Nel suo complesso, anche la performance economica spagnola si rivela buona. L'aumento di fatturato (grazie anche a politiche di prezzo più aggressive per aumentare i volumi di vendita) e la razionalizzazione dei costi di produzione danno luogo ad un incremento del valore aggiunto prodotto. In crescita risultano l'EBITDA (quasi il 10%), il ROE (Rendimento del Capitale Proprio) e il ROI. Nonostante un lieve aumento del leverage (a 2,97), l'industria spagnola mostra un buon equilibrio finanziario e buona solvibilità di breve periodo.
Meno roseo il quadro relativo alle altre 37 aziende attive in altri Paesi UE, che mostrano un indice di reddittività in calo nel triennio 2011-2013: il valore aggiunto (in calo di quasi un punto percentuale all'anno) soffre il peggioramento dell'incidenza media dei costi del personale (che si riflette anche nel calo dell'EBITDA) e di produzione. In miglioramento, invece, la struttura finanziaria, seppur in presenza di una condizione di sotto-capitalizzazione.
Anche l'aggregato Europa extra-UE evidenzia un rallentamento delle performance economico-finanziarie, con indici ROE, ROI e ROS in peggioramento rispetto al 2012. Su tali risultati incide, in generale, una gestione poco efficiente della struttura e dei fattori produttivi. Per contro, la bassa incidenza del costo del lavoro e la riduzione di un terzo del costo medio per dipendente ha consentito livelli di EBITDA nel biennio 2012-2013 di poco superiori alla media europea.
Infine, per quanto riguarda i produttori asiatici, l'eccezionale vantaggio in termini di basso costo del lavoro si riflette in una buona efficienza produttiva, pur in presenza di un posizionamento su produzioni low-price e di bassa qualità: con un CLUP tra i più bassi a livello mondiale (10,4%), il rapporto valore aggiunto/fatturato si attesta sul 27% e l'EBITDA raggiunge il 13,2%. Ottimo anche il livello di profitto netto, pari al 5% del fatturato.

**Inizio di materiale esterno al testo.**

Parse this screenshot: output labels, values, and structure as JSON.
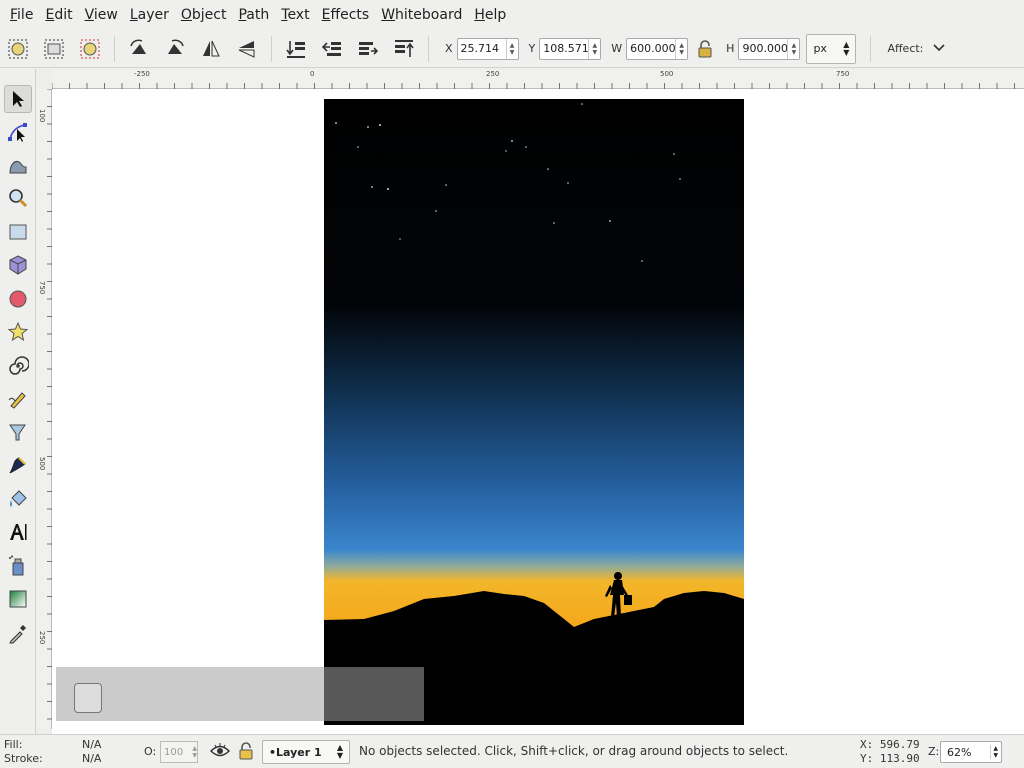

L'analisi di clustering proposta dallo studio Acimac, mostra infine le caratteristiche dei best performers, ossia un gruppo di 26 imprese (10 in UE, di cui 6 italiane, 5 in Europa extra-UE, 10 in Asia e una in Africa) con ROI superiore al 15%, in cui si delineano due modelli di business opposti. Da un lato, le aziende con processi produttivi ad alta intensità di lavoro a basso costo (prevalentemente in Asia e in Europa extra-UE), con produzioni di gamma medio-bassa rivolte principalmente al mercato domestico e che operano in condizioni di leadership di costo. Dall'altro lato, il modello delle imprese italiane e di alcune europee, orientato alla differenziazione, con una forza lavoro limitata, investimenti ingenti ed elevati livelli di produttività che determinano un CLUP analogo a quello dei competitor asiatici.